Dieselpoint points to the flexibility of OpenPipeline’s source code, which makes it easier for more parties to use, contribute to, and enhance the product. Cleveland believes that organizations stand to gain from participating in this "little ecosystem" because most companies are obligated to build their connections to content management systems from the ground up, whereas OpenPipeline provides the opportunity for anyone to come in and use what has already been built.
"If we provide them with the framework, then they have the opportunity to distribute their own products," said Cleveland.
The Infonortics Search Engine Meeting, where OpenPipeline was officially announced, is an annual meeting in its 13th year of operation. It provides a forum and a point of reference for anyone interested in search and retrieval technologies. It aims to draw together professionals interested in search engines—such as designers and developers—as well as corporate clients who are interested in implementing innovative search technologies in their own companies.

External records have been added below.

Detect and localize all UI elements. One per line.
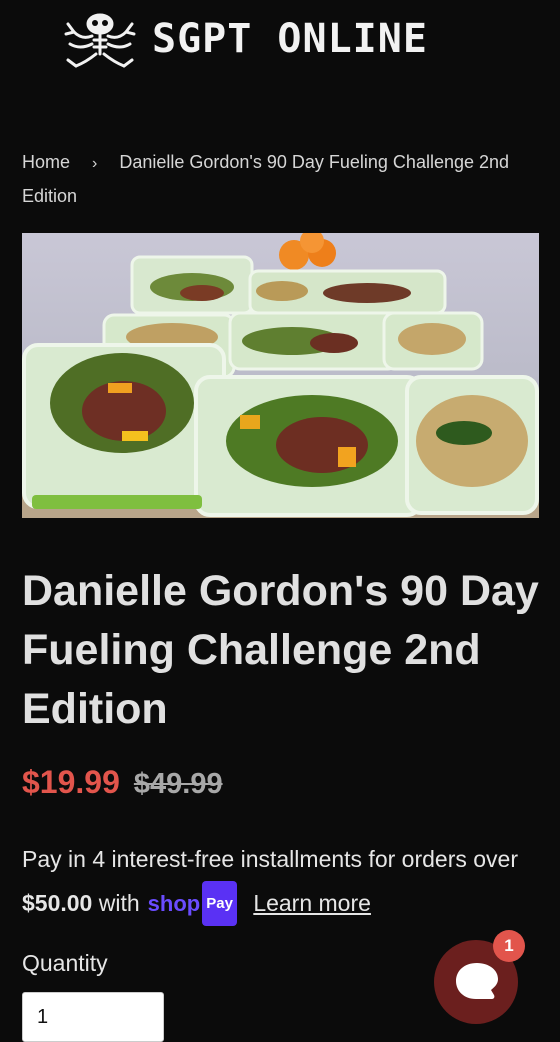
installments-threshold: $50.00 (22, 890, 93, 916)
quantity-label: Quantity (22, 950, 108, 976)
product-title: Danielle Gordon's 90 Day Fueling Challen… (22, 567, 539, 733)
quantity-input[interactable] (22, 992, 164, 1042)
shop-pay-logo-icon: shop (147, 891, 201, 916)
meal-prep-containers-photo-icon (22, 233, 539, 518)
installments-text: Pay in 4 interest-free installments for … (22, 846, 518, 872)
sale-price: $19.99 (22, 764, 120, 800)
shop-pay-badge: Pay (202, 881, 237, 926)
brand-name[interactable]: SGPT ONLINE (152, 16, 428, 62)
breadcrumb-home-link[interactable]: Home (22, 152, 70, 172)
shop-pay-installments: Pay in 4 interest-free installments for … (22, 838, 542, 926)
breadcrumb: Home › Danielle Gordon's 90 Day Fueling Ch… (22, 146, 542, 213)
frog-skeleton-logo-icon[interactable] (64, 10, 136, 68)
breadcrumb-separator: › (92, 155, 98, 172)
chat-bubble-icon (456, 963, 498, 999)
price-row: $19.99 $49.99 (22, 764, 223, 804)
installments-with: with (98, 890, 140, 916)
chat-notification-badge: 1 (493, 930, 525, 962)
site-header: SGPT ONLINE (0, 0, 560, 90)
learn-more-link[interactable]: Learn more (253, 890, 371, 916)
product-image[interactable] (22, 233, 539, 518)
compare-at-price: $49.99 (133, 768, 223, 800)
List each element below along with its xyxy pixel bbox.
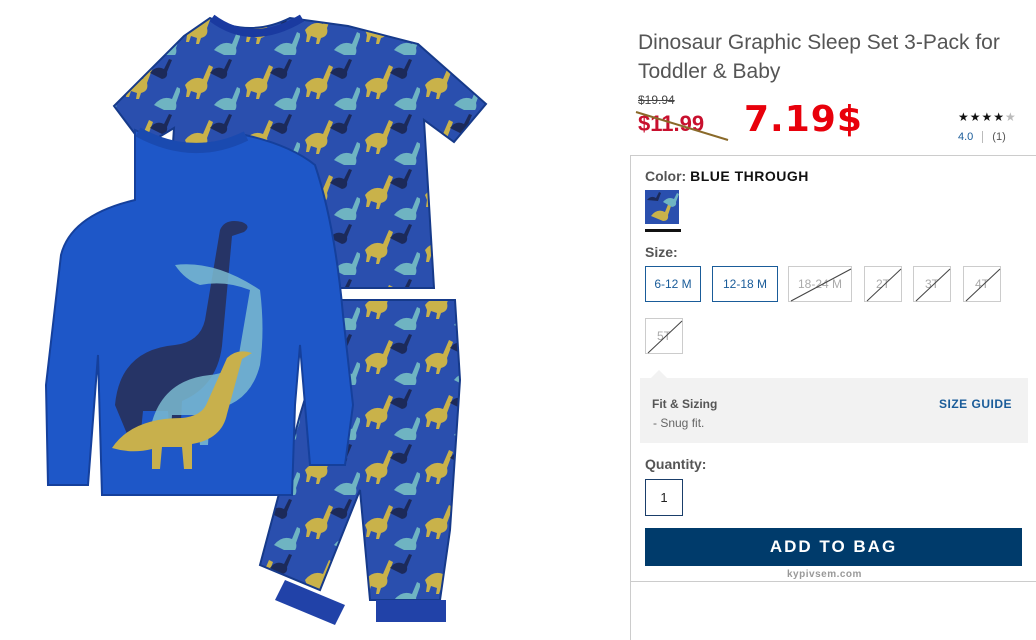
product-title: Dinosaur Graphic Sleep Set 3-Pack for To… xyxy=(638,31,1000,83)
pajama-set-illustration xyxy=(44,14,488,625)
add-to-bag-button[interactable]: ADD TO BAG xyxy=(645,528,1022,566)
star-icon: ★★★★ xyxy=(958,110,1006,124)
sale-price: $11.99 xyxy=(638,111,705,136)
color-swatch-blue[interactable] xyxy=(645,190,679,224)
watermark-text: kypivsem.com xyxy=(787,569,862,580)
size-option-6-12m[interactable]: 6-12 M xyxy=(645,266,701,302)
size-option-3t-unavailable[interactable]: 3T xyxy=(913,266,951,302)
quantity-label: Quantity: xyxy=(645,456,707,472)
size-option-12-18m[interactable]: 12-18 M xyxy=(712,266,778,302)
panel-border xyxy=(630,581,631,640)
unavailable-slash-icon xyxy=(647,320,683,354)
product-image[interactable] xyxy=(0,0,620,640)
quantity-input[interactable]: 1 xyxy=(645,479,683,516)
star-empty-icon: ★ xyxy=(1005,110,1017,124)
size-option-4t-unavailable[interactable]: 4T xyxy=(963,266,1001,302)
size-option-2t-unavailable[interactable]: 2T xyxy=(864,266,902,302)
rating-value: 4.0 xyxy=(958,131,974,143)
size-option-18-24m-unavailable[interactable]: 18-24 M xyxy=(788,266,852,302)
fit-note: - Snug fit. xyxy=(653,416,705,430)
promo-price: 7.19$ xyxy=(744,99,863,140)
size-option-label: 12-18 M xyxy=(722,277,768,291)
size-option-label: 6-12 M xyxy=(654,277,692,291)
size-guide-link[interactable]: SIZE GUIDE xyxy=(939,397,1012,411)
color-selection: Color: BLUE THROUGH xyxy=(645,168,809,184)
product-options-panel xyxy=(630,155,1036,582)
review-count[interactable]: (1) xyxy=(992,131,1005,143)
rating-stars[interactable]: ★★★★★ xyxy=(958,110,1017,124)
size-label: Size: xyxy=(645,244,678,260)
color-value: BLUE THROUGH xyxy=(690,168,809,184)
swatch-selected-indicator xyxy=(645,229,681,232)
size-option-5t-unavailable[interactable]: 5T xyxy=(645,318,683,354)
fit-title: Fit & Sizing xyxy=(652,397,718,411)
color-label: Color: xyxy=(645,168,687,184)
unavailable-slash-icon xyxy=(915,268,951,302)
rating-divider xyxy=(982,131,984,144)
rating-summary[interactable]: 4.0 (1) xyxy=(958,131,1006,144)
swatch-pattern xyxy=(645,190,679,224)
original-price: $19.94 xyxy=(638,93,675,107)
unavailable-slash-icon xyxy=(790,268,852,302)
unavailable-slash-icon xyxy=(866,268,902,302)
unavailable-slash-icon xyxy=(965,268,1001,302)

Cleveland and Dieselpoint accept as a given that search engines need to synthesize data before it is input in order to make it more "searchable." An effective search solution such as OpenPipeline needs to have crawlers that can be provided by a content management system, the internet, or a website. OpenPipeline transforms content into substandard form, such as text for Microsoft Word files or HTML for media files. Once the appropriate crawler is identified, code from the database is tokenized, making it easy to search all of the available metadata.
Enterprise search is not as exciting as web searching, Cleveland says, because it entails all of the nitty-gritty preparation for search—that is, it requires doing all of those things you need to do to get a document and standardize it before indexing. OpenPipeline, he says, aims to streamline the preparation process through its innovative document-processing capabilities.